In this three-part blog series, I’ll explore the pitfalls and pleasures of letting your child (or children) sleep at someone else’s house. Parents have different philosophies about sleepovers, but having a standard plan and some ground rules will help you know how to react in each situation. In this blog installment, we’ll explore whether you, as a parent, feel that sleepovers are right for your family.
Should We Allow Sleepovers At All?
In this age of 24-hour media coverage, we’re hyper-aware of the potential dangers our children face. It’s always possible that a child could face situations at a sleepover that they won’t face at home. From sexual molestation, to exposure to family violence, to food allergies, to TV choices, there are a million things for a parent to fear – no matter how well you may know the family.
Still, sleepovers are an integral part of growing up in American culture. They give a child the chance to spread her wings, away from her protective parents, for short times. They can be “practice” for summer camp or special vacations without the parents. Ideally, sleepovers are a chance for self-discovery and social development in a safe environment.
Making the Choice
The best way to put your mind at ease (or to transition a young child into having sleepovers) is to have a sleepover in your own home, where you are in control. If you’re considering letting your child sleep over somewhere else, it’s important to have a conversation with the parents before the party.

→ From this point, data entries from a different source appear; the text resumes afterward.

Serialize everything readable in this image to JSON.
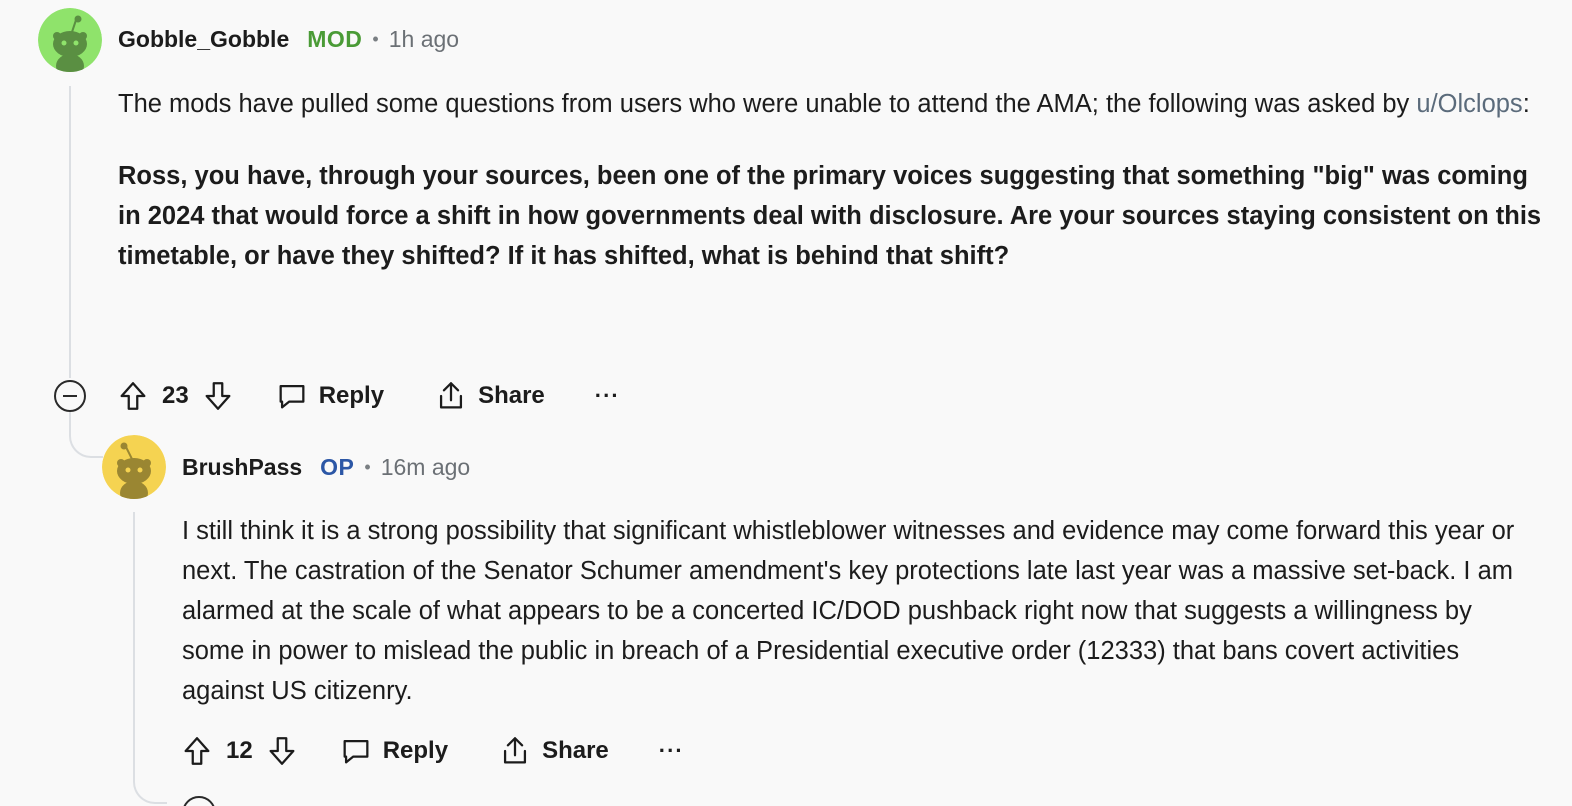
{
  "comments": [
    {
      "username": "Gobble_Gobble",
      "badge": "MOD",
      "separator": "•",
      "time": "1h ago",
      "avatar_color": "#8fe36b",
      "intro_before": "The mods have pulled some questions from users who were unable to attend the AMA; the following was asked by ",
      "intro_user": "u/Olclops",
      "intro_after": ":",
      "question": "Ross, you have, through your sources, been one of the primary voices suggesting that something \"big\" was coming in 2024 that would force a shift in how governments deal with disclosure. Are your sources staying consistent on this timetable, or have they shifted? If it has shifted, what is behind that shift?",
      "votes": "23",
      "reply_label": "Reply",
      "share_label": "Share",
      "more_label": "···"
    },
    {
      "username": "BrushPass",
      "badge": "OP",
      "separator": "•",
      "time": "16m ago",
      "avatar_color": "#f5d351",
      "body": "I still think it is a strong possibility that significant whistleblower witnesses and evidence may come forward this year or next. The castration of the Senator Schumer amendment's key protections late last year was a massive set-back. I am alarmed at the scale of what appears to be a concerted IC/DOD pushback right now that suggests a willingness by some in power to mislead the public in breach of a Presidential executive order (12333) that bans covert activities against US citizenry.",
      "votes": "12",
      "reply_label": "Reply",
      "share_label": "Share",
      "more_label": "···"
    }
  ],
  "colors": {
    "mod_badge": "#4a9b36",
    "op_badge": "#2c57a6",
    "thread_line": "#dcdfe3",
    "background": "#f9f9f9"
  },
  "icons": [
    "upvote-icon",
    "downvote-icon",
    "comment-icon",
    "share-icon",
    "more-icon",
    "collapse-icon"
  ]
}
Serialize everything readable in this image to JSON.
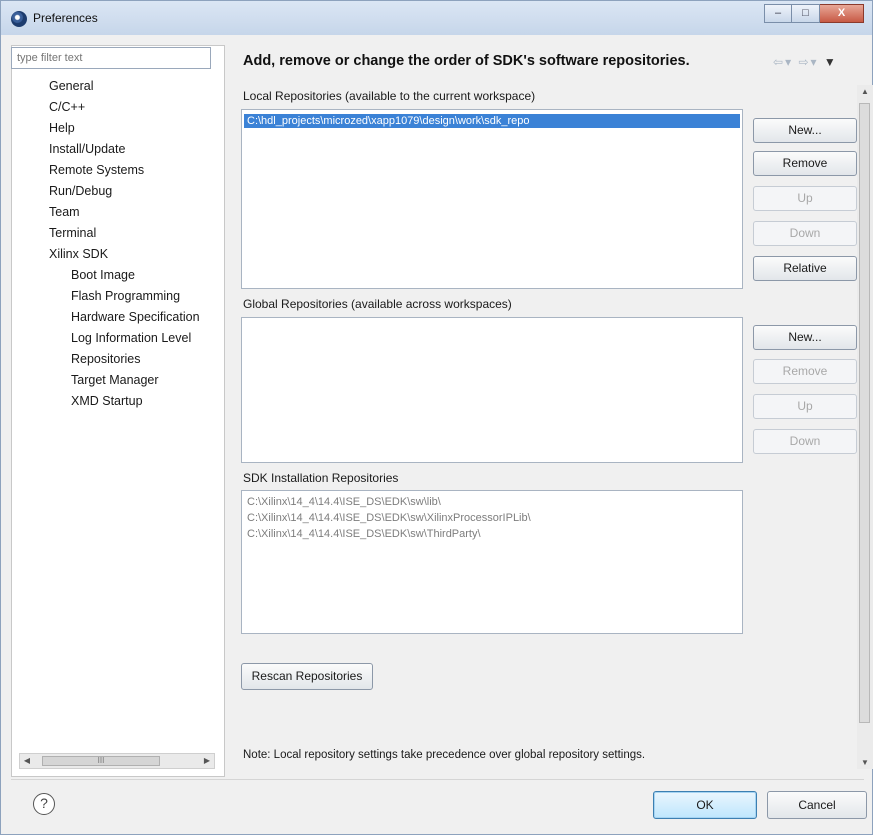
{
  "window": {
    "title": "Preferences",
    "min_glyph": "–",
    "max_glyph": "□",
    "close_glyph": "X"
  },
  "sidebar": {
    "filter_placeholder": "type filter text",
    "items": [
      {
        "label": "General",
        "level": 0
      },
      {
        "label": "C/C++",
        "level": 0
      },
      {
        "label": "Help",
        "level": 0
      },
      {
        "label": "Install/Update",
        "level": 0
      },
      {
        "label": "Remote Systems",
        "level": 0
      },
      {
        "label": "Run/Debug",
        "level": 0
      },
      {
        "label": "Team",
        "level": 0
      },
      {
        "label": "Terminal",
        "level": 0
      },
      {
        "label": "Xilinx SDK",
        "level": 0
      },
      {
        "label": "Boot Image",
        "level": 1
      },
      {
        "label": "Flash Programming",
        "level": 1
      },
      {
        "label": "Hardware Specification",
        "level": 1
      },
      {
        "label": "Log Information Level",
        "level": 1
      },
      {
        "label": "Repositories",
        "level": 1
      },
      {
        "label": "Target Manager",
        "level": 1
      },
      {
        "label": "XMD Startup",
        "level": 1
      }
    ],
    "scroll_thumb_glyph": "III"
  },
  "main": {
    "title": "Add, remove or change the order of SDK's software repositories.",
    "local": {
      "label": "Local Repositories (available to the current workspace)",
      "items": [
        "C:\\hdl_projects\\microzed\\xapp1079\\design\\work\\sdk_repo"
      ],
      "buttons": [
        {
          "label": "New...",
          "enabled": true
        },
        {
          "label": "Remove",
          "enabled": true
        },
        {
          "label": "Up",
          "enabled": false
        },
        {
          "label": "Down",
          "enabled": false
        },
        {
          "label": "Relative",
          "enabled": true
        }
      ]
    },
    "global": {
      "label": "Global Repositories (available across workspaces)",
      "items": [],
      "buttons": [
        {
          "label": "New...",
          "enabled": true
        },
        {
          "label": "Remove",
          "enabled": false
        },
        {
          "label": "Up",
          "enabled": false
        },
        {
          "label": "Down",
          "enabled": false
        }
      ]
    },
    "sdk": {
      "label": "SDK Installation Repositories",
      "items": [
        "C:\\Xilinx\\14_4\\14.4\\ISE_DS\\EDK\\sw\\lib\\",
        "C:\\Xilinx\\14_4\\14.4\\ISE_DS\\EDK\\sw\\XilinxProcessorIPLib\\",
        "C:\\Xilinx\\14_4\\14.4\\ISE_DS\\EDK\\sw\\ThirdParty\\"
      ]
    },
    "rescan_label": "Rescan Repositories",
    "note": "Note: Local repository settings take precedence over global repository settings."
  },
  "footer": {
    "help_glyph": "?",
    "ok_label": "OK",
    "cancel_label": "Cancel"
  }
}
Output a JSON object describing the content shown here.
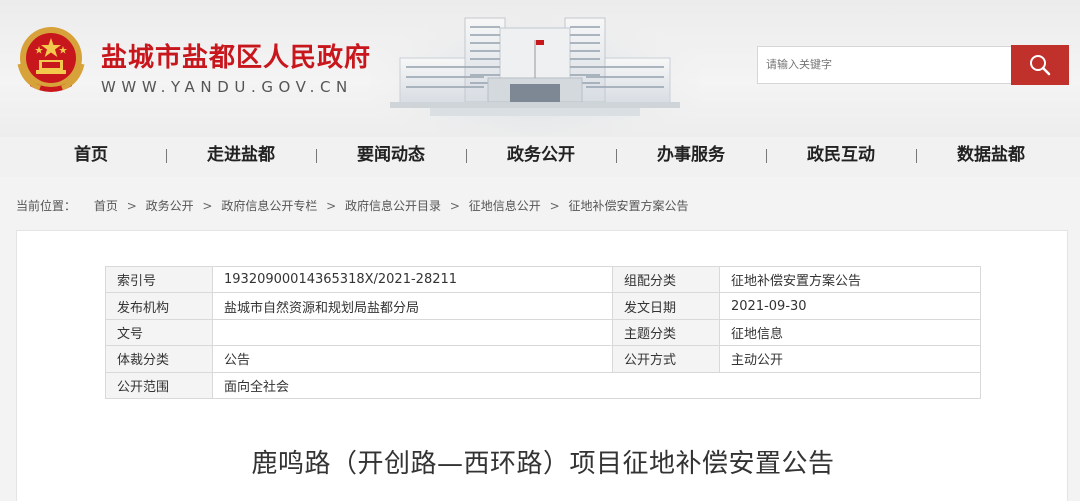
{
  "header": {
    "site_title": "盐城市盐都区人民政府",
    "site_url": "WWW.YANDU.GOV.CN",
    "search_placeholder": "请输入关键字",
    "brand_color": "#c8161d"
  },
  "nav": {
    "items": [
      "首页",
      "走进盐都",
      "要闻动态",
      "政务公开",
      "办事服务",
      "政民互动",
      "数据盐都"
    ]
  },
  "breadcrumb": {
    "prefix": "当前位置：",
    "items": [
      "首页",
      "政务公开",
      "政府信息公开专栏",
      "政府信息公开目录",
      "征地信息公开",
      "征地补偿安置方案公告"
    ],
    "separator": ">"
  },
  "meta": {
    "rows": [
      {
        "k1": "索引号",
        "v1": "19320900014365318X/2021-28211",
        "k2": "组配分类",
        "v2": "征地补偿安置方案公告"
      },
      {
        "k1": "发布机构",
        "v1": "盐城市自然资源和规划局盐都分局",
        "k2": "发文日期",
        "v2": "2021-09-30"
      },
      {
        "k1": "文号",
        "v1": "",
        "k2": "主题分类",
        "v2": "征地信息"
      },
      {
        "k1": "体裁分类",
        "v1": "公告",
        "k2": "公开方式",
        "v2": "主动公开"
      },
      {
        "k1": "公开范围",
        "v1": "面向全社会"
      }
    ]
  },
  "article": {
    "title": "鹿鸣路（开创路—西环路）项目征地补偿安置公告"
  }
}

In the end, the choice has to be up to you as a parent. There are variables in sleepovers, either in your home or another, that you won’t be able to control. It will take a little bit of soul searching, and conversation with your significant other if you have one, to decide what’s right for you.
Do It As a Family.
No matter what your decision, talk to your child in-depth about the result. If you’ve decided not to allow sleepovers, tell them why (in age-appropriate terms, of course). Explain your concerns about sleepover situations, and make them part of the decision.
If you choose to allow sleepovers, let your child know what you expect – from them, and from the host as well. Let them know that they can come to you if someone at the host house acts inappropriately. Make sure they know that they can say ‘no’ to anything the kids at the sleepover decide to do if it makes them uncomfortable. Be an involved parent, and your children will understand both your decision and what you expect from them.